10 year old granddaughter rang us last night in tears. She had had a nasty fall off her bike and wanted a hug from Nana. She kept sobbing that she wanted everything just to go back to normal. I talked to her and soothed her, but I felt like howling too.

Purplepixie Sat 30-May-20 12:45:31

Yangste - I couldn’t have said it better myself.

In the past i have stayed at my eldest sons house to look after my two grand children all weekend while my DS and DIL went away. Sometimes it was from friday night until Sunday night or even more. Now they are 14 and 11 i hardly hear from them and after lockdown I did phone them. To my shock my DS (eldest son) said we were daft to stay in and they were going about their lives as normal! I was disgusted but didnt say it to him. How can my eldest son be so ignorant? My daughter is furloughed from her job and so is looking after my other two grand children who text now and again. My youngest son came home and works from home. I feel so sad at times when i think of how other people keep in touch with their families. It is always me getting in touch with my eldest son and i am tired of it all now. The lockdown has proved one thing - we have outlived our uses and that is it!

crazyH Sat 30-May-20 12:36:40

Yangste....???

Your honesty is so refreshing....a lot of us feel like that, I'm sure ....

Davida1968 Sat 30-May-20 12:31:02

Yes, I think so. Our immediate family, who all live some distance away, feel "closer" now, emotionally, and we're in more frequent communication. And one of DH's siblings (with whom for decades he's had minimal contact, despite trying: this due in part to their problematic spouse) has made a notable effort to keep in touch, much to our surprise.

Calendargirl Sat 30-May-20 12:20:55

Yangste

I applaud your honesty.

?

Yangste1007 Sat 30-May-20 12:20:45

I would like to add to my previous post that I would like my family to behave like a family and exercise a bit of give and take and thoughtfulness instead just taking when they feel like it and pretending we don't exist the rest of the time. Maybe my family are normal but they only make an effort when they want something and I worry about saying no.

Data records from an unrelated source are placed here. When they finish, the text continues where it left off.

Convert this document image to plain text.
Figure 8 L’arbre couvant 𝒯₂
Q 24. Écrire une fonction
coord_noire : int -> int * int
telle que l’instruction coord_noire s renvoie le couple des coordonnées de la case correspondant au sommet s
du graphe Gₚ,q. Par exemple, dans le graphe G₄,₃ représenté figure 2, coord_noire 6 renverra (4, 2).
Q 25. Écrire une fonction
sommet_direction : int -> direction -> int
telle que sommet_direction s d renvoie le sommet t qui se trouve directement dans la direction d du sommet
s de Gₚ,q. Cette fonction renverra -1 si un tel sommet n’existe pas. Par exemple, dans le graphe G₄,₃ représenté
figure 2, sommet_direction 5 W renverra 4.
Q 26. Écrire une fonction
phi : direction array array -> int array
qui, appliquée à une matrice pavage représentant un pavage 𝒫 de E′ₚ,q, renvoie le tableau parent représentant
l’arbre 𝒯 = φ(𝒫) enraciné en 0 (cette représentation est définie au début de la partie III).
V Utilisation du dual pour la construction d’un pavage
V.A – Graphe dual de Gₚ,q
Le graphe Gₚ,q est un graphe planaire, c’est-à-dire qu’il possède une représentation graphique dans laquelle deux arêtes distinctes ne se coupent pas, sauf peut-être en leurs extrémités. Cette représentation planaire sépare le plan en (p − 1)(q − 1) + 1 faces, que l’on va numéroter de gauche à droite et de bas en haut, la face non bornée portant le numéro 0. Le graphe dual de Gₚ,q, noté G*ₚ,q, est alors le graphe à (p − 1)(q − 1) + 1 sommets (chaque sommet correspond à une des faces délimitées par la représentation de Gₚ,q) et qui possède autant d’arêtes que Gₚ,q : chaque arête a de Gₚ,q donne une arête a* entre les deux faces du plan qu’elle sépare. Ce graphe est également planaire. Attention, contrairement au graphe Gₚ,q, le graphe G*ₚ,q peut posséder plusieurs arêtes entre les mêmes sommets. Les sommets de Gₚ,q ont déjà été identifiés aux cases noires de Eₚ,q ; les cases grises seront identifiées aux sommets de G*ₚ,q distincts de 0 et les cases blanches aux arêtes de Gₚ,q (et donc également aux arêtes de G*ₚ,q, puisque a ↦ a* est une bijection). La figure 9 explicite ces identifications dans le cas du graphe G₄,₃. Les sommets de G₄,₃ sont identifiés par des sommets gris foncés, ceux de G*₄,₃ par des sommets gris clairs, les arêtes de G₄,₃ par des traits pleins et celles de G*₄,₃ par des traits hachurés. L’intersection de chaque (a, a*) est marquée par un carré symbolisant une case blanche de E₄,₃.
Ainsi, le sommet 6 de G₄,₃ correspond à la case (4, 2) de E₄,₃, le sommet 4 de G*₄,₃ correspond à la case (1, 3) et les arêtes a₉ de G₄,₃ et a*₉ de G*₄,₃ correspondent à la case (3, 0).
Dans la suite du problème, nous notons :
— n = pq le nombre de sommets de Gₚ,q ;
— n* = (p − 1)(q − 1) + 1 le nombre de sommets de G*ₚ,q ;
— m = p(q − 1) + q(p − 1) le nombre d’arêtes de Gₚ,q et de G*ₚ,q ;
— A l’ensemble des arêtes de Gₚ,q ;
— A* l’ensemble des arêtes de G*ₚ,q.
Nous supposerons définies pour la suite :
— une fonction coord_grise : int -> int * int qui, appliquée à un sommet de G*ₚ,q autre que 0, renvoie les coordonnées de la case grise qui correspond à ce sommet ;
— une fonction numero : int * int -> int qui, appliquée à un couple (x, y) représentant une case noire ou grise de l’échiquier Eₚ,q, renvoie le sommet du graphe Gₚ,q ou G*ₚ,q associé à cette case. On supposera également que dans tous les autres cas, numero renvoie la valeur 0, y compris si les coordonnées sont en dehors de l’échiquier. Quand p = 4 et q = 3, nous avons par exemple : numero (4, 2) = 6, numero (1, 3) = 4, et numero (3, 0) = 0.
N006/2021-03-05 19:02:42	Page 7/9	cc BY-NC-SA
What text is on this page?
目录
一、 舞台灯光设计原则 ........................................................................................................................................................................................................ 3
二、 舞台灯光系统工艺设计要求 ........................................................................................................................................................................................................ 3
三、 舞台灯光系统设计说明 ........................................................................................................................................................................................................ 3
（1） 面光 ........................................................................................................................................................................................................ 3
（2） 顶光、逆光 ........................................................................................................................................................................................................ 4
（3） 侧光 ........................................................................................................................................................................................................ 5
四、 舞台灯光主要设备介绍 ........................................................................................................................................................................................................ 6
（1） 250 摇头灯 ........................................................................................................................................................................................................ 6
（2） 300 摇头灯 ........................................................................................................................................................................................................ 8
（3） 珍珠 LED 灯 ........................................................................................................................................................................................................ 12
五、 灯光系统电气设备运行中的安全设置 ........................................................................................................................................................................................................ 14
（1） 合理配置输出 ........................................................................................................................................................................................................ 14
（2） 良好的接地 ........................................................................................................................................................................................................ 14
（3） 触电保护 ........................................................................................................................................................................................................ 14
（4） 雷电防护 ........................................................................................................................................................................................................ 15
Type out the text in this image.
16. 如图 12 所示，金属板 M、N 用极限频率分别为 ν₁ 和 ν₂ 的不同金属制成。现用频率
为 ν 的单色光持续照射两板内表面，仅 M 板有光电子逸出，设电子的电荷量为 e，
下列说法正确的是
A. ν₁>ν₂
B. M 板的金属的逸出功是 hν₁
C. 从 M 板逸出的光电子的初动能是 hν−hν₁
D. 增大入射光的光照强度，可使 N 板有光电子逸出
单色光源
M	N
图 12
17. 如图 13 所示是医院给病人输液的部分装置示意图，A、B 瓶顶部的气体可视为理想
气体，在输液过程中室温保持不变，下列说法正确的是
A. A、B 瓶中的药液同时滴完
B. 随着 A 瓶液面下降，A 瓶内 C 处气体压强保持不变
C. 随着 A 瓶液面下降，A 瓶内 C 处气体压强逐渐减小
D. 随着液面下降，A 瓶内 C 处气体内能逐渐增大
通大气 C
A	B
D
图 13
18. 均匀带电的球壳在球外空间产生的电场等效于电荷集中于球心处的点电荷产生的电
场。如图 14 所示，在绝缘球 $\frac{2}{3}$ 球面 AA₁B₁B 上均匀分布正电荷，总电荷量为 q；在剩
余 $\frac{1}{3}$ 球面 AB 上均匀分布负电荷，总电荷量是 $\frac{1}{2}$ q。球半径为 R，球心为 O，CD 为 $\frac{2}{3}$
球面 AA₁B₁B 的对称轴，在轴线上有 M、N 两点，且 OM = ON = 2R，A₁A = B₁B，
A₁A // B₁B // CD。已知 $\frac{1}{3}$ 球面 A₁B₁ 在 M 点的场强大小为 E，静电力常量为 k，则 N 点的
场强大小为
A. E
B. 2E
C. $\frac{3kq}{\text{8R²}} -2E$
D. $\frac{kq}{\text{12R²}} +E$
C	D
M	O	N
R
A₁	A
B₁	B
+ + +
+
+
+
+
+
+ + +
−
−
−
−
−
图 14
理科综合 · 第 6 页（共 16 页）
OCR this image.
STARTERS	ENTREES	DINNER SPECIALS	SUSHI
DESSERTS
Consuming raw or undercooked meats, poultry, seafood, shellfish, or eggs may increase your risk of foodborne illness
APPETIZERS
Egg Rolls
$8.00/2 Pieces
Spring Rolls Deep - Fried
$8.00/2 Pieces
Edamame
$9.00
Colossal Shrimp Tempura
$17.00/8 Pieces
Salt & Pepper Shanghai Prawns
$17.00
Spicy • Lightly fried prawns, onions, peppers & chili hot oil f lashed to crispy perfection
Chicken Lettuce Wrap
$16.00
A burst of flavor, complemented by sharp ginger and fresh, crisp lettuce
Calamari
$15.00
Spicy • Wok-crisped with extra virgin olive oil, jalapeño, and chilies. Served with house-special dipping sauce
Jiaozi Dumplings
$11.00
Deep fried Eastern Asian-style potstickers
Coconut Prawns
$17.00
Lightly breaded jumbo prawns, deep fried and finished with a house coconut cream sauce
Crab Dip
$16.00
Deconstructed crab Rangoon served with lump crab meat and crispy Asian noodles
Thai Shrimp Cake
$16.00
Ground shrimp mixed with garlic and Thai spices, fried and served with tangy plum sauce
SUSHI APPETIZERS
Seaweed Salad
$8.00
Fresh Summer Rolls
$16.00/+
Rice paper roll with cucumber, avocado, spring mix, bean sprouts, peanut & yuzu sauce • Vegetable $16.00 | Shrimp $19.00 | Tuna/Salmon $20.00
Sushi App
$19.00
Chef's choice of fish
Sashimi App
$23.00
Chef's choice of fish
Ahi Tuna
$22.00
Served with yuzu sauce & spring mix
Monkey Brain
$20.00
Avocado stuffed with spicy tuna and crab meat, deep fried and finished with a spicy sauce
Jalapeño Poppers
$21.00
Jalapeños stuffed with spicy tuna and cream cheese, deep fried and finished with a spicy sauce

Barbs1 Sat 30-May-20 11:50:59

I’m with Nan79 in that I have one son, DIL and an18 month grandson. Pre-lockdown As much as I’ve tried I only seem to see them all when I’m caring for the little one 2 days a week. “Too busy” “will check calendar” is the reply if I invite as a family for dinner/tea. Exchanged Easter eggs on driveway with them all but DIL had face in her mobile phone until I tapped on car window! Baby was napping - took 5 minutes then they drove away. Hoped to maybe meet in Park next week, but reply was “awkward to keep baby from me” and “no time” but was happy to sit in my car and watch them from a distance if preferred.Sobbed my heart out yesterday. Taking a huge step back now, I will not beg and feel very sad. My son apologised over text but I feel I should now keep busy and occupied with other things till I return to work. My friends feel I’ve been treated badly but perhaps I’m expecting too much. My son has FaceTimed with little one but DIL never joins in. Is it just the son and mother relationship being totally different to a daughter etc?